En 1914, la “guerra de movimiento” que esperaba la mayoría de los generales europeos se estancó en una inesperada, y aparentemente imposible de ganar, guerra de trincheras. Entre los disparos de ametralladoras y la enorme cantidad de soldados que defendían las trincheras con rifles, los atacantes sufrían miles de bajas antes de poder llegar al otro lado de la “tierra de nadie”, como se conocía al espacio entre ambos ejércitos.

“El tanque nace como una herramienta técnica para vencer dos elementos nuevos: el alambre y las ametralladoras”, comenta Wilson. El primero de estos vehículos militares, el Mark I británico, fue diseñado en 1915 y apareció en combate al año siguiente.

En un principio, los ingleses les pintaban en el techo la palabra tank, para hacerles creer a los alemanes que se trataba de tanques de agua o de algún otro líquido.

Los franceses, en tanto, inventaron el Renault FT, que estableció el diseño tradicional que utiliza la mayoría de los tanques modernos.

Despegue en el mar

Los portaaviones nacieron debido al esfuerzo de los británicos por producir una escuadra de ataque que les permitiera llegar a un enemigo que se negaba a salir a combatir y que, al mismo tiempo, proveyera reconocimiento estratégico para poder enfrentar la dificultad en las comunicaciones, uno de los principales problemas de la época. La primera nave que permitió tanto despegue como aterrizaje de aviones fue el HMS Furious, que nació como un enorme barco de combate de 240 metros de largo y que luego fue adaptado para permitir tanto despegue como aterrizaje. Posteriormente, en 1918, los ingleses comprarían el acorazado chileno Almirante Cochrane, antes de que fuera terminado, para transformarlo en el portaaviones HMS Eagle.

Combate bajo el agua

El submarino había llegado a una cierta madurez técnica un poco antes de la Gran Guerra. Ya había diseños en Estados Unidos, Rusia y Alemania.

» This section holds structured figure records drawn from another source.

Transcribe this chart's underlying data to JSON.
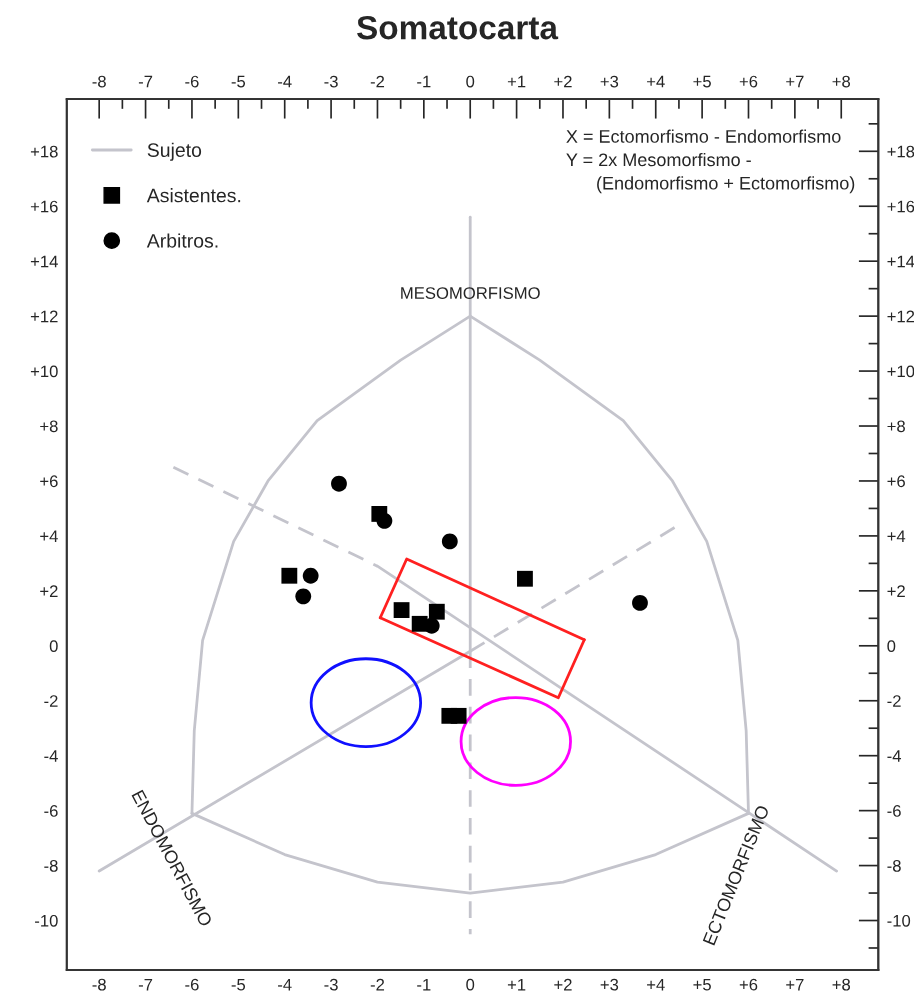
{
  "chart_data": {
    "type": "scatter",
    "title": "Somatocarta",
    "xlim": [
      -8.7,
      8.8
    ],
    "ylim": [
      -11.8,
      19.9
    ],
    "x2lim": [
      -8.7,
      8.8
    ],
    "y2lim": [
      -11.8,
      19.9
    ],
    "xticks": [
      {
        "value": -8,
        "label": "-8"
      },
      {
        "value": -7.5,
        "label": null
      },
      {
        "value": -7,
        "label": "-7"
      },
      {
        "value": -6.5,
        "label": null
      },
      {
        "value": -6,
        "label": "-6"
      },
      {
        "value": -5.5,
        "label": null
      },
      {
        "value": -5,
        "label": "-5"
      },
      {
        "value": -4.5,
        "label": null
      },
      {
        "value": -4,
        "label": "-4"
      },
      {
        "value": -3.5,
        "label": null
      },
      {
        "value": -3,
        "label": "-3"
      },
      {
        "value": -2.5,
        "label": null
      },
      {
        "value": -2,
        "label": "-2"
      },
      {
        "value": -1.5,
        "label": null
      },
      {
        "value": -1,
        "label": "-1"
      },
      {
        "value": -0.5,
        "label": null
      },
      0,
      {
        "value": 0.5,
        "label": null
      },
      {
        "value": 1,
        "label": "+1"
      },
      {
        "value": 1.5,
        "label": null
      },
      {
        "value": 2,
        "label": "+2"
      },
      {
        "value": 2.5,
        "label": null
      },
      {
        "value": 3,
        "label": "+3"
      },
      {
        "value": 3.5,
        "label": null
      },
      {
        "value": 4,
        "label": "+4"
      },
      {
        "value": 4.5,
        "label": null
      },
      {
        "value": 5,
        "label": "+5"
      },
      {
        "value": 5.5,
        "label": null
      },
      {
        "value": 6,
        "label": "+6"
      },
      {
        "value": 6.5,
        "label": null
      },
      {
        "value": 7,
        "label": "+7"
      },
      {
        "value": 7.5,
        "label": null
      },
      {
        "value": 8,
        "label": "+8"
      }
    ],
    "x2ticks": [
      {
        "value": -8,
        "label": "-8"
      },
      {
        "value": -7.5,
        "label": null
      },
      {
        "value": -7,
        "label": "-7"
      },
      {
        "value": -6.5,
        "label": null
      },
      {
        "value": -6,
        "label": "-6"
      },
      {
        "value": -5.5,
        "label": null
      },
      {
        "value": -5,
        "label": "-5"
      },
      {
        "value": -4.5,
        "label": null
      },
      {
        "value": -4,
        "label": "-4"
      },
      {
        "value": -3.5,
        "label": null
      },
      {
        "value": -3,
        "label": "-3"
      },
      {
        "value": -2.5,
        "label": null
      },
      {
        "value": -2,
        "label": "-2"
      },
      {
        "value": -1.5,
        "label": null
      },
      {
        "value": -1,
        "label": "-1"
      },
      {
        "value": -0.5,
        "label": null
      },
      0,
      {
        "value": 0.5,
        "label": null
      },
      {
        "value": 1,
        "label": "+1"
      },
      {
        "value": 1.5,
        "label": null
      },
      {
        "value": 2,
        "label": "+2"
      },
      {
        "value": 2.5,
        "label": null
      },
      {
        "value": 3,
        "label": "+3"
      },
      {
        "value": 3.5,
        "label": null
      },
      {
        "value": 4,
        "label": "+4"
      },
      {
        "value": 4.5,
        "label": null
      },
      {
        "value": 5,
        "label": "+5"
      },
      {
        "value": 5.5,
        "label": null
      },
      {
        "value": 6,
        "label": "+6"
      },
      {
        "value": 6.5,
        "label": null
      },
      {
        "value": 7,
        "label": "+7"
      },
      {
        "value": 7.5,
        "label": null
      },
      {
        "value": 8,
        "label": "+8"
      }
    ],
    "yticks": [
      {
        "value": -11,
        "label": null
      },
      {
        "value": -10,
        "label": "-10"
      },
      {
        "value": -9,
        "label": null
      },
      {
        "value": -8,
        "label": "-8"
      },
      {
        "value": -7,
        "label": null
      },
      {
        "value": -6,
        "label": "-6"
      },
      {
        "value": -5,
        "label": null
      },
      {
        "value": -4,
        "label": "-4"
      },
      {
        "value": -3,
        "label": null
      },
      {
        "value": -2,
        "label": "-2"
      },
      {
        "value": -1,
        "label": null
      },
      0,
      {
        "value": 1,
        "label": null
      },
      {
        "value": 2,
        "label": "+2"
      },
      {
        "value": 3,
        "label": null
      },
      {
        "value": 4,
        "label": "+4"
      },
      {
        "value": 5,
        "label": null
      },
      {
        "value": 6,
        "label": "+6"
      },
      {
        "value": 7,
        "label": null
      },
      {
        "value": 8,
        "label": "+8"
      },
      {
        "value": 9,
        "label": null
      },
      {
        "value": 10,
        "label": "+10"
      },
      {
        "value": 11,
        "label": null
      },
      {
        "value": 12,
        "label": "+12"
      },
      {
        "value": 13,
        "label": null
      },
      {
        "value": 14,
        "label": "+14"
      },
      {
        "value": 15,
        "label": null
      },
      {
        "value": 16,
        "label": "+16"
      },
      {
        "value": 17,
        "label": null
      },
      {
        "value": 18,
        "label": "+18"
      },
      {
        "value": 19,
        "label": null
      }
    ],
    "y2ticks": [
      {
        "value": -11,
        "label": null
      },
      {
        "value": -10,
        "label": "-10"
      },
      {
        "value": -9,
        "label": null
      },
      {
        "value": -8,
        "label": "-8"
      },
      {
        "value": -7,
        "label": null
      },
      {
        "value": -6,
        "label": "-6"
      },
      {
        "value": -5,
        "label": null
      },
      {
        "value": -4,
        "label": "-4"
      },
      {
        "value": -3,
        "label": null
      },
      {
        "value": -2,
        "label": "-2"
      },
      {
        "value": -1,
        "label": null
      },
      0,
      {
        "value": 1,
        "label": null
      },
      {
        "value": 2,
        "label": "+2"
      },
      {
        "value": 3,
        "label": null
      },
      {
        "value": 4,
        "label": "+4"
      },
      {
        "value": 5,
        "label": null
      },
      {
        "value": 6,
        "label": "+6"
      },
      {
        "value": 7,
        "label": null
      },
      {
        "value": 8,
        "label": "+8"
      },
      {
        "value": 9,
        "label": null
      },
      {
        "value": 10,
        "label": "+10"
      },
      {
        "value": 11,
        "label": null
      },
      {
        "value": 12,
        "label": "+12"
      },
      {
        "value": 13,
        "label": null
      },
      {
        "value": 14,
        "label": "+14"
      },
      {
        "value": 15,
        "label": null
      },
      {
        "value": 16,
        "label": "+16"
      },
      {
        "value": 17,
        "label": null
      },
      {
        "value": 18,
        "label": "+18"
      },
      {
        "value": 19,
        "label": null
      }
    ],
    "grid": false,
    "legend": "top left",
    "series": [
      {
        "name": "Sujeto",
        "type": "line",
        "color": "#c4c4cc",
        "line_style": "solid",
        "marker": "none",
        "x": [
          -6.0,
          -5.95,
          -5.77,
          -5.1,
          -4.36,
          -3.3,
          -1.5,
          0
        ],
        "values": [
          -6.1,
          -3.1,
          0.2,
          3.8,
          6.0,
          8.2,
          10.4,
          12.0
        ]
      },
      {
        "type": "line",
        "color": "#c4c4cc",
        "line_style": "solid",
        "marker": "none",
        "x": [
          0,
          1.5,
          3.3,
          4.36,
          5.1,
          5.77,
          5.95,
          6.0
        ],
        "values": [
          12.0,
          10.4,
          8.2,
          6.0,
          3.8,
          0.2,
          -3.1,
          -6.1
        ]
      },
      {
        "type": "line",
        "color": "#c4c4cc",
        "line_style": "solid",
        "marker": "none",
        "x": [
          -6.0,
          -4,
          -2,
          0,
          2,
          4,
          6.0
        ],
        "values": [
          -6.1,
          -7.6,
          -8.6,
          -9.0,
          -8.6,
          -7.6,
          -6.1
        ]
      },
      {
        "type": "line",
        "color": "#c4c4cc",
        "line_style": "solid",
        "marker": "none",
        "x": [
          0,
          0
        ],
        "values": [
          15.6,
          -0.2
        ]
      },
      {
        "type": "line",
        "color": "#c4c4cc",
        "line_style": "dashed",
        "marker": "none",
        "x": [
          0,
          0
        ],
        "values": [
          -0.2,
          -10.5
        ]
      },
      {
        "type": "line",
        "color": "#c4c4cc",
        "line_style": "solid",
        "marker": "none",
        "x": [
          -8.0,
          0
        ],
        "values": [
          -8.2,
          -0.2
        ]
      },
      {
        "type": "line",
        "color": "#c4c4cc",
        "line_style": "dashed",
        "marker": "none",
        "x": [
          0,
          4.5
        ],
        "values": [
          -0.2,
          4.4
        ]
      },
      {
        "type": "line",
        "color": "#c4c4cc",
        "line_style": "dashed",
        "marker": "none",
        "x": [
          -6.4,
          -2.0
        ],
        "values": [
          6.5,
          2.9
        ]
      },
      {
        "type": "line",
        "color": "#c4c4cc",
        "line_style": "solid",
        "marker": "none",
        "x": [
          -2.0,
          7.9
        ],
        "values": [
          2.9,
          -8.2
        ]
      },
      {
        "type": "line",
        "color": "#ff2020",
        "line_style": "solid",
        "marker": "none",
        "x": [
          -1.94,
          -1.37,
          2.46
        ],
        "values": [
          1.02,
          3.16,
          0.22
        ]
      },
      {
        "type": "line",
        "color": "#ff2020",
        "line_style": "solid",
        "marker": "none",
        "x": [
          -1.94,
          1.9,
          2.46
        ],
        "values": [
          1.02,
          -1.89,
          0.22
        ]
      },
      {
        "name": "Asistentes.",
        "type": "scatter",
        "color": "#000000",
        "marker": "square",
        "x": [
          -3.9,
          -1.96,
          -1.48,
          -0.72,
          -1.09,
          1.18,
          -0.45,
          -0.25
        ],
        "values": [
          2.55,
          4.8,
          1.3,
          1.24,
          0.8,
          2.44,
          -2.55,
          -2.55
        ]
      },
      {
        "name": "Arbitros.",
        "type": "scatter",
        "color": "#000000",
        "marker": "circle",
        "x": [
          -2.83,
          -1.85,
          -0.44,
          -3.44,
          -3.6,
          -0.83,
          3.66
        ],
        "values": [
          5.9,
          4.55,
          3.8,
          2.55,
          1.8,
          0.73,
          1.56
        ]
      }
    ],
    "annotations": [
      "X = Ectomorfismo - Endomorfismo\nY = 2x Mesomorfismo -\n      (Endomorfismo + Ectomorfismo)",
      {
        "text": "MESOMORFISMO",
        "x": 0,
        "y": 12.0
      },
      {
        "text": "ENDOMORFISMO",
        "x": -7.0,
        "y": -7.15
      },
      {
        "text": "ECTOMORFISMO",
        "x": 6.0,
        "y": -6.1
      }
    ]
  }
}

Sin embargo, el conflicto armado produjo un cambio importante en su uso. “La Gran Guerra consolida la madurez técnica y provee un sentido táctico al submarino. De nada sirve tener un aparato muy sofisticado si no sabes para qué usarlo”, sostiene Wilson.

Este fue un instrumento ampliamente usado por los alemanes –con sus temibles U-Boat (sumergibles)– para hacer frente al poderío de la armada británica.

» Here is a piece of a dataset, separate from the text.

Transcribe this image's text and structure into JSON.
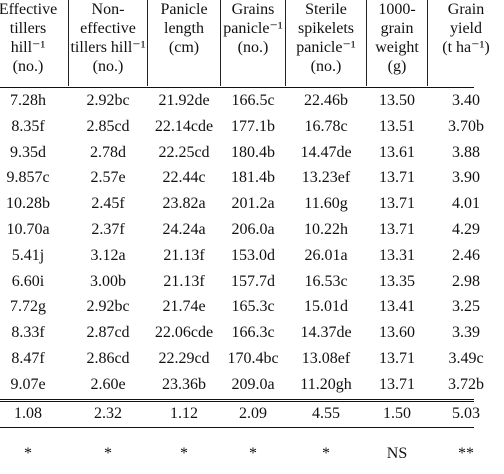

Pese a su efectividad para hundir barcos enemigos, el efecto que tuvieron en la guerra es controvertido hasta el día de hoy, ya que algunos de estos ataques terminaron afectando a los países neutrales en el conflicto, por lo que muchos historiadores consideran que fueron un factor determinante en la derrota alemana. El caso más emblemático fue el hundimiento del transatlántico Lusitania, que llevaba más de cien pasajeros estadounidenses, cuya nación, hasta ese momento, se había mantenido neutral en el conflicto.

Cambio de estrategia

El uso masivo de trincheras, sumado al nacimiento del nacionalismo como ideología vinculada a la guerra, provocó que, por un lado, la rendición fuera inaceptable para ambos bandos y que, por el otro, ningún ejército tuviera la capacidad de acabar con el enemigo. De ahí nacen dos consecuencias político-estratégicas importantes: dos visiones opuestas de la guerra y de cómo obtener la victoria.

Desde el punto de vista alemán, había que impedir a ultranza una repetición de la línea de trincheras. Entonces surge la idea de las operaciones en profundidad, que buscan aniquilar al enemigo con un despliegue potente y de rápida acción. Los franceses, por el otro lado, agotados por la guerra, llegan a la conclusión inversa: que la actitud defensiva es la clave para la victoria, y se preparan para una nueva guerra de desgaste.